A new report from Hired.com gets into some of the details of the current state of gender and race pay gaps in the tech industry, and its findings are promising. Though tech is widely criticized for comprising an overwhelmingly white and male workforce (only one-fifth of industry workers are women), the data from Hired indicates incremental changes for the better in terms of pay equality across gender and race.
For the last two years, the tech industry’s gender pay gap has remained steady at four percent (that is, men on average were making four percent more than women on average), but in 2019 the gap has dropped to three percent.
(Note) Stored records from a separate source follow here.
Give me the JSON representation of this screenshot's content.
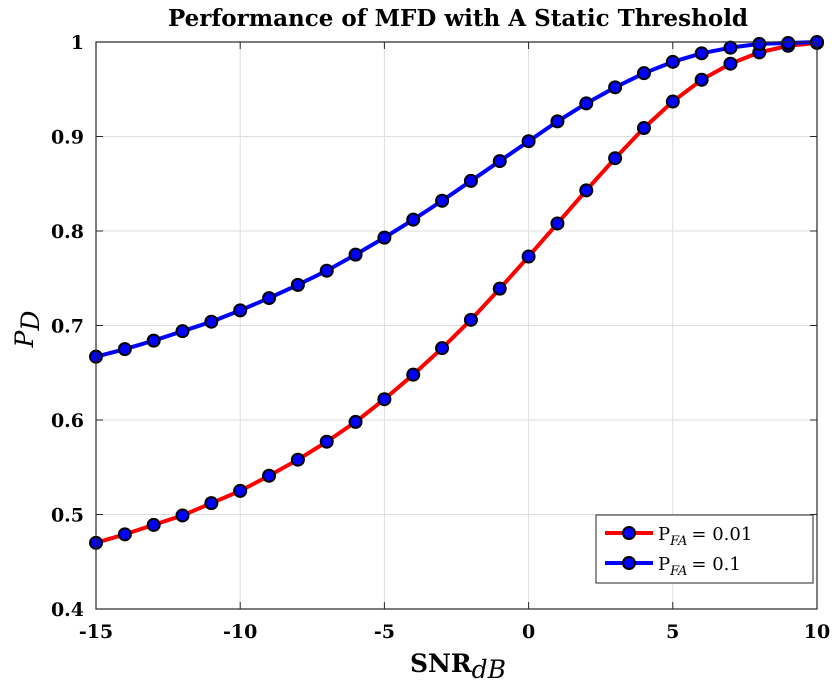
{
  "chart_data": {
    "type": "line",
    "title": "Performance of MFD with A Static Threshold",
    "xlabel": {
      "main": "SNR",
      "sub": "dB"
    },
    "ylabel": {
      "main": "P",
      "sub": "D"
    },
    "xlim": [
      -15,
      10
    ],
    "ylim": [
      0.4,
      1
    ],
    "xticks": [
      -15,
      -10,
      -5,
      0,
      5,
      10
    ],
    "yticks": [
      0.4,
      0.5,
      0.6,
      0.7,
      0.8,
      0.9,
      1
    ],
    "xtick_labels": [
      "-15",
      "-10",
      "-5",
      "0",
      "5",
      "10"
    ],
    "ytick_labels": [
      "0.4",
      "0.5",
      "0.6",
      "0.7",
      "0.8",
      "0.9",
      "1"
    ],
    "grid": true,
    "legend_position": "bottom-right",
    "x": [
      -15,
      -14,
      -13,
      -12,
      -11,
      -10,
      -9,
      -8,
      -7,
      -6,
      -5,
      -4,
      -3,
      -2,
      -1,
      0,
      1,
      2,
      3,
      4,
      5,
      6,
      7,
      8,
      9,
      10
    ],
    "series": [
      {
        "name": "P_FA = 0.01",
        "legend_main": "P",
        "legend_sub": "FA",
        "legend_value": "= 0.01",
        "color": "#ff0000",
        "marker_color": "#0000ff",
        "values": [
          0.47,
          0.479,
          0.489,
          0.499,
          0.512,
          0.525,
          0.541,
          0.558,
          0.577,
          0.598,
          0.622,
          0.648,
          0.676,
          0.706,
          0.739,
          0.773,
          0.808,
          0.843,
          0.877,
          0.909,
          0.937,
          0.96,
          0.977,
          0.989,
          0.996,
          0.999
        ]
      },
      {
        "name": "P_FA = 0.1",
        "legend_main": "P",
        "legend_sub": "FA",
        "legend_value": "= 0.1",
        "color": "#0000ff",
        "marker_color": "#0000ff",
        "values": [
          0.667,
          0.675,
          0.684,
          0.694,
          0.704,
          0.716,
          0.729,
          0.743,
          0.758,
          0.775,
          0.793,
          0.812,
          0.832,
          0.853,
          0.874,
          0.895,
          0.916,
          0.935,
          0.952,
          0.967,
          0.979,
          0.988,
          0.994,
          0.998,
          0.999,
          1.0
        ]
      }
    ]
  }
}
These figures are overall averages; the pay gaps for people with multiple marginalized identities, including trans people of color, gay women, and so forth, are frequently wider than the group average.
All told, white men and Asian men who work in tech are currently paid more or less the same, on average, according to figures from Hired.com’s report. White women and Asian women trail white and Asian men, earning 97 cents per dollar on average, by comparison. Black men and Latinas are next, and make an average of 91 cents per dollar. Black women make on average the least, with 89 cents.
“It is disheartening to see that Black and Hispanic women are still offered the least, receiving average salary offers of $122K and $126K, respectively,” the report states. Salaries for Black men have also fallen, according to the report: “They are offered a couple hundred dollars more than Hispanic women.”
Though there is a federal law, the Equal Pay Act of 1963, which forbids employers from paying women less than men for the same or equal work, it’s clear that troublesome patterns of lower payment for marginalized groups continue. In the absence of adequate policy, some businesses have created initiatives that mitigate the gender pay gaps that their predecessors created by establishing a precedent of doling out unequal salaries.
In many companies where there are policies in place that supposedly ensure men and women are compensated equally for equal work, there is also a massive disparity in who is hired for the highest-paying jobs. This has lately been an issue for major banks, who are being pressured by the investment firm Arjuna Capital to reveal their adjusted gender salary gap data. This data reveals not just whether people are being paid equally for the same work, but who are put in positions that pay the most.
The Obama administration also made some effort to create more transparency around the gender wage gap, first by signing the Lilly Ledbetter Fair Pay Act in 2009, then by introducing the Equal Pay Pledge in 2016. The Lilly Ledbetter Act allows for women who were unknowingly being paid a lower rate for equal work, compared to men, to receive what amounts to backpay. The Equal Pay Pledge was a non-enforceable initiative asking companies to perform routine reviews of their gender pay rates.
While transparency alone is not enough to get fair pay into the pockets of marginalized workers, it does help create conditions where employers can be held more accountable for unfair treatment. In recent years, as there has been increased scrutiny and pressure on employers to take non-discrimination seriously, myriad transparency initiatives have popped up, each time pushing conversation and action a bit further.